MWSU Different Riboswitches

Research

May 21, 2014

Software UNAFold has been created that can predict the folding or hybridization of one or two single-stranded RNA or DNA molecules using free energy parameters. Partition function calculations predict base pair probabilities , stochastic samples of foldings or hybridization, and melting profiles as a function of increasing temperature. This software may be useful in predicting how the known riboswitches (AddA, M6, etc.) fold up when the ligand binds to the aptamer. With this knowledge we might be able to construct alternate riboswitches that function better in the melamine to ammeline system. Hopefully, we can get current riboswitches to show programmed evolution and will not need this software, but future experiments might benefit from its use. The UNAFold Academic License costs $50.00. We should use known riboswitches from Dixon's article (AddA, M6, M6C, M6', M6", M6C', M6C") with melamine deaminase before experimenting with new riboswitches.

May 22, 2014

In order to predict the folding of our current riboswitches, a program called NAVA can use base pairing probabilities to predict the secondary structure of the RNA. This article discusses the math behind the base-pairing probability matrix which is used in NAVA to predict the folding we would like to observe.

May 27, 2014

Original Fitness Experiment

1. Combined 1 µL of overnight culture clone (J329, J331, J332, J333, J334, J335, J336, J337, etc.), 250 µL LB+Amp, and 1µL of NaOH (0.5 N) OR 1 µL Ammeline (250 mM).

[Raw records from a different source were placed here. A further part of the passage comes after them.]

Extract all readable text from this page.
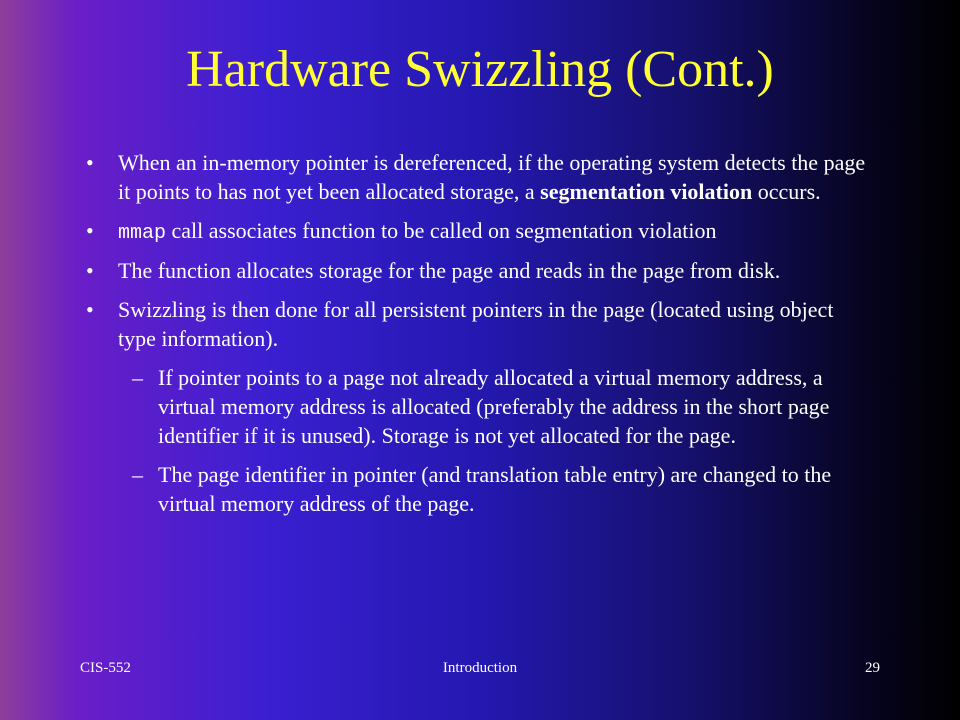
Hardware Swizzling (Cont.)
• When an in-memory pointer is dereferenced, if the operating system detects the page it points to has not yet been allocated storage, a segmentation violation occurs.
• mmap call associates function to be called on segmentation violation
• The function allocates storage for the page and reads in the page from disk.
• Swizzling is then done for all persistent pointers in the page (located using object type information).
– If pointer points to a page not already allocated a virtual memory address, a virtual memory address is allocated (preferably the address in the short page identifier if it is unused). Storage is not yet allocated for the page.
– The page identifier in pointer (and translation table entry) are changed to the virtual memory address of the page.
CIS-552	Introduction	29
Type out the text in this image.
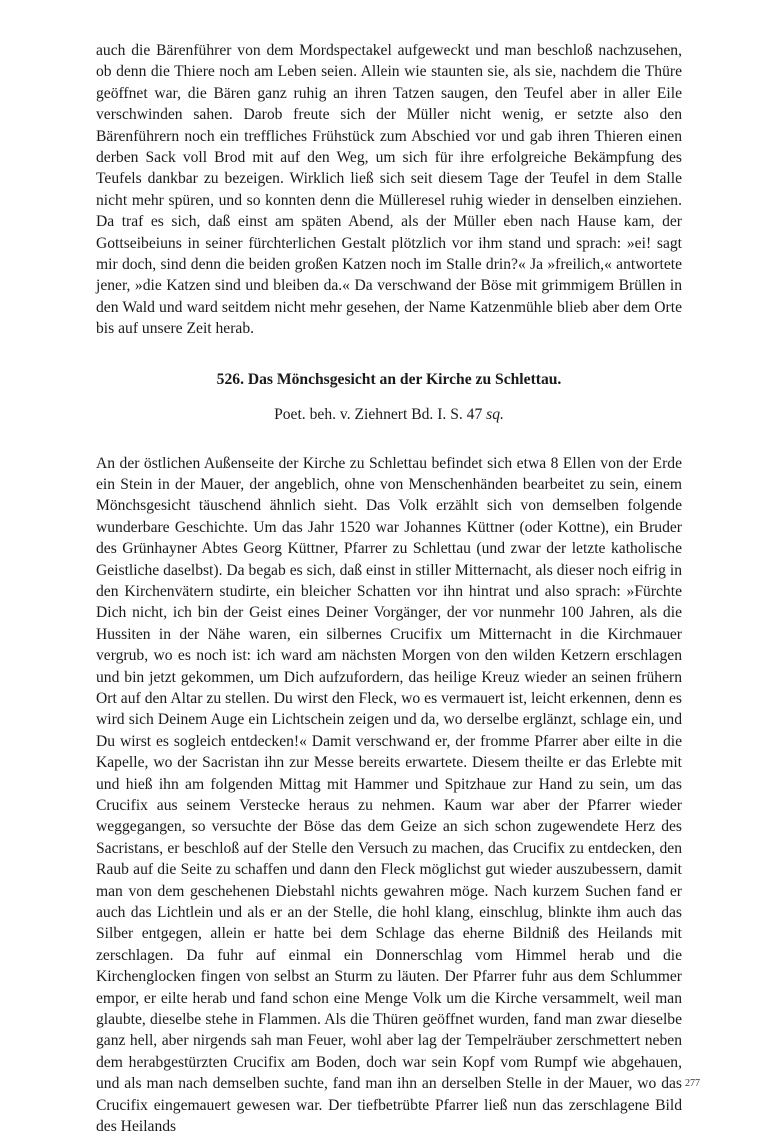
auch die Bärenführer von dem Mordspectakel aufgeweckt und man beschloß nachzusehen, ob denn die Thiere noch am Leben seien. Allein wie staunten sie, als sie, nachdem die Thüre geöffnet war, die Bären ganz ruhig an ihren Tatzen saugen, den Teufel aber in aller Eile verschwinden sahen. Darob freute sich der Müller nicht wenig, er setzte also den Bärenführern noch ein treffliches Frühstück zum Abschied vor und gab ihren Thieren einen derben Sack voll Brod mit auf den Weg, um sich für ihre erfolgreiche Bekämpfung des Teufels dankbar zu bezeigen. Wirklich ließ sich seit diesem Tage der Teufel in dem Stalle nicht mehr spüren, und so konnten denn die Mülleresel ruhig wieder in denselben einziehen. Da traf es sich, daß einst am späten Abend, als der Müller eben nach Hause kam, der Gottseibeiuns in seiner fürchterlichen Gestalt plötzlich vor ihm stand und sprach: »ei! sagt mir doch, sind denn die beiden großen Katzen noch im Stalle drin?« Ja »freilich,« antwortete jener, »die Katzen sind und bleiben da.« Da verschwand der Böse mit grimmigem Brüllen in den Wald und ward seitdem nicht mehr gesehen, der Name Katzenmühle blieb aber dem Orte bis auf unsere Zeit herab.

526. Das Mönchsgesicht an der Kirche zu Schlettau.

Poet. beh. v. Ziehnert Bd. I. S. 47 sq.

An der östlichen Außenseite der Kirche zu Schlettau befindet sich etwa 8 Ellen von der Erde ein Stein in der Mauer, der angeblich, ohne von Menschenhänden bearbeitet zu sein, einem Mönchsgesicht täuschend ähnlich sieht. Das Volk erzählt sich von demselben folgende wunderbare Geschichte. Um das Jahr 1520 war Johannes Küttner (oder Kottne), ein Bruder des Grünhayner Abtes Georg Küttner, Pfarrer zu Schlettau (und zwar der letzte katholische Geistliche daselbst). Da begab es sich, daß einst in stiller Mitternacht, als dieser noch eifrig in den Kirchenvätern studirte, ein bleicher Schatten vor ihn hintrat und also sprach: »Fürchte Dich nicht, ich bin der Geist eines Deiner Vorgänger, der vor nunmehr 100 Jahren, als die Hussiten in der Nähe waren, ein silbernes Crucifix um Mitternacht in die Kirchmauer vergrub, wo es noch ist: ich ward am nächsten Morgen von den wilden Ketzern erschlagen und bin jetzt gekommen, um Dich aufzufordern, das heilige Kreuz wieder an seinen frühern Ort auf den Altar zu stellen. Du wirst den Fleck, wo es vermauert ist, leicht erkennen, denn es wird sich Deinem Auge ein Lichtschein zeigen und da, wo derselbe erglänzt, schlage ein, und Du wirst es sogleich entdecken!« Damit verschwand er, der fromme Pfarrer aber eilte in die Kapelle, wo der Sacristan ihn zur Messe bereits erwartete. Diesem theilte er das Erlebte mit und hieß ihn am folgenden Mittag mit Hammer und Spitzhaue zur Hand zu sein, um das Crucifix aus seinem Verstecke heraus zu nehmen. Kaum war aber der Pfarrer wieder weggegangen, so versuchte der Böse das dem Geize an sich schon zugewendete Herz des Sacristans, er beschloß auf der Stelle den Versuch zu machen, das Crucifix zu entdecken, den Raub auf die Seite zu schaffen und dann den Fleck möglichst gut wieder auszubessern, damit man von dem geschehenen Diebstahl nichts gewahren möge. Nach kurzem Suchen fand er auch das Lichtlein und als er an der Stelle, die hohl klang, einschlug, blinkte ihm auch das Silber entgegen, allein er hatte bei dem Schlage das eherne Bildniß des Heilands mit zerschlagen. Da fuhr auf einmal ein Donnerschlag vom Himmel herab und die Kirchenglocken fingen von selbst an Sturm zu läuten. Der Pfarrer fuhr aus dem Schlummer empor, er eilte herab und fand schon eine Menge Volk um die Kirche versammelt, weil man glaubte, dieselbe stehe in Flammen. Als die Thüren geöffnet wurden, fand man zwar dieselbe ganz hell, aber nirgends sah man Feuer, wohl aber lag der Tempelräuber zerschmettert neben dem herabgestürzten Crucifix am Boden, doch war sein Kopf vom Rumpf wie abgehauen, und als man nach demselben suchte, fand man ihn an derselben Stelle in der Mauer, wo das Crucifix eingemauert gewesen war. Der tiefbetrübte Pfarrer ließ nun das zerschlagene Bild des Heilands

277
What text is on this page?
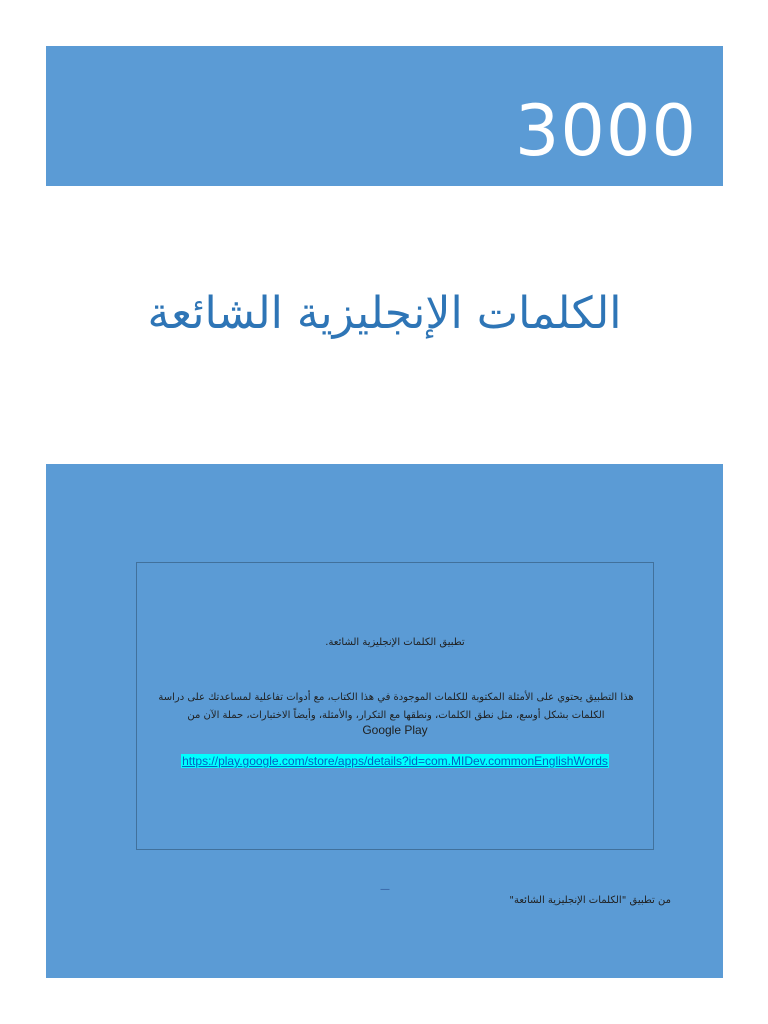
3000
الكلمات الإنجليزية الشائعة
تطبيق الكلمات الإنجليزية الشائعة.
هذا التطبيق يحتوي على الأمثلة المكتوبة للكلمات الموجودة في هذا الكتاب، مع أدوات تفاعلية لمساعدتك على دراسة الكلمات بشكل أوسع، مثل نطق الكلمات، ونطقها مع التكرار، والأمثلة، وأيضاً الاختبارات، حملة الآن من
Google Play
https://play.google.com/store/apps/details?id=com.MIDev.commonEnglishWords
—
من تطبيق "الكلمات الإنجليزية الشائعة"
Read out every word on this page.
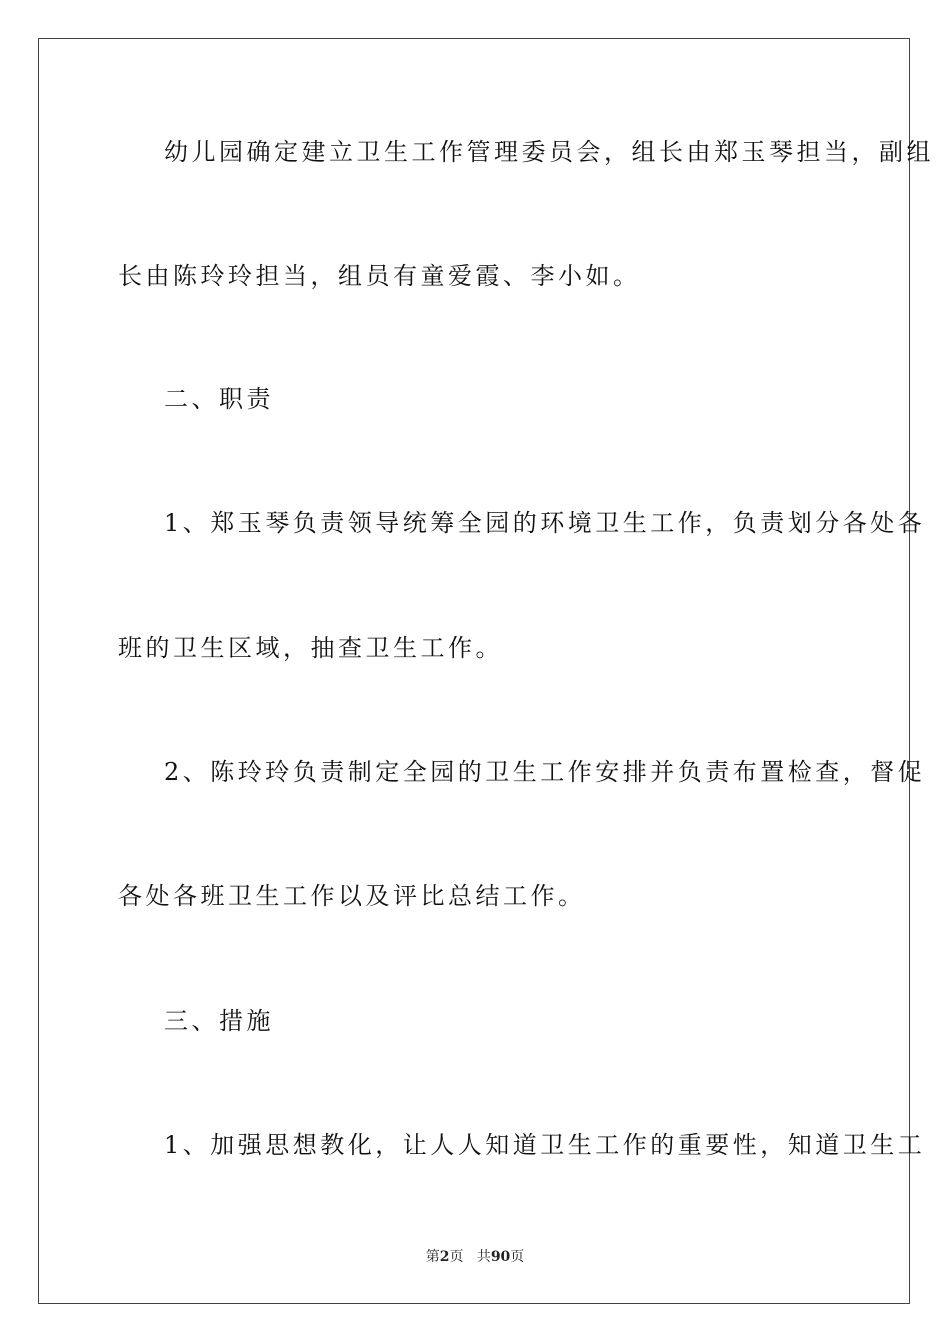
幼儿园确定建立卫生工作管理委员会，组长由郑玉琴担当，副组
长由陈玲玲担当，组员有童爱霞、李小如。
二、职责
1、郑玉琴负责领导统筹全园的环境卫生工作，负责划分各处各
班的卫生区域，抽查卫生工作。
2、陈玲玲负责制定全园的卫生工作安排并负责布置检查，督促
各处各班卫生工作以及评比总结工作。
三、措施
1、加强思想教化，让人人知道卫生工作的重要性，知道卫生工
第2页 共90页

2. Grew up at 37 ºC with shaking overnight.

3. The next day, measured fluorescence and number of bacteria (fluorescence/# of bacteria ratio) for each treatment—NaOH (OFF) or Ammeline (ON).

4. Measured the fold induction by taking ratio of two ratios (ON/OFF).

Original Fitness Experiment

1. For the master mix, we combined 4 mL LB+Amp, 8 µL Kan, and 40 µL of cells (0.4)—ThyA- (Row A), J330 (B), J338 (C), J339 (D), or J340 (E). 250 µL were added to wells in microtiter plate.

2. The first two columns of cells were treated with NaOH only (7 µL dH2O and 3 µL 0.5 N NaOH). The next two, 1 X Thy (3.8 µL dH2O, 3 µL NaOH, and 3.1 µL 4 mg/mL Thy). Columns 5 and 6, 2 X Thy (0.8 µL dH2O, 3 µL NaOH, 6.2 µL Thy). Columns 7 and 8, 1 mM Amm (7 µL dH2O, 1 µL NaOH, 2 µL 250 mM Amm). Columns 9 and 10, 2 mM Amm (7 dH2O and 3 µL Amm).

3. We measured OD 590 over time to see the bacterial growth.

May 28, 2014

I tried to dissolve 5 mM Amm in 4 mL DMSO using a 55 C water bath without success. DMSO might dissolve in warmer temperatures.

I conducted a serial dilution of NaOH in water to see which NaOH concentration 100 mM Amm could dissolve in. After heating and vortexing, 100 mM Amm was able to dissolve in 0.125 N NaOH. However, 125 mM Amm was unable to dissolve in 0.125 N NaOH. I am using 0.125 N HCl to neutralize the NaOH in order to make the solution less toxic for E. Coli cells.

After mini-prepping TriA in pMK and RFP in pSB1A2-BR, the DNA was digested with X and S to isolate pSB1A2-BR and TriA.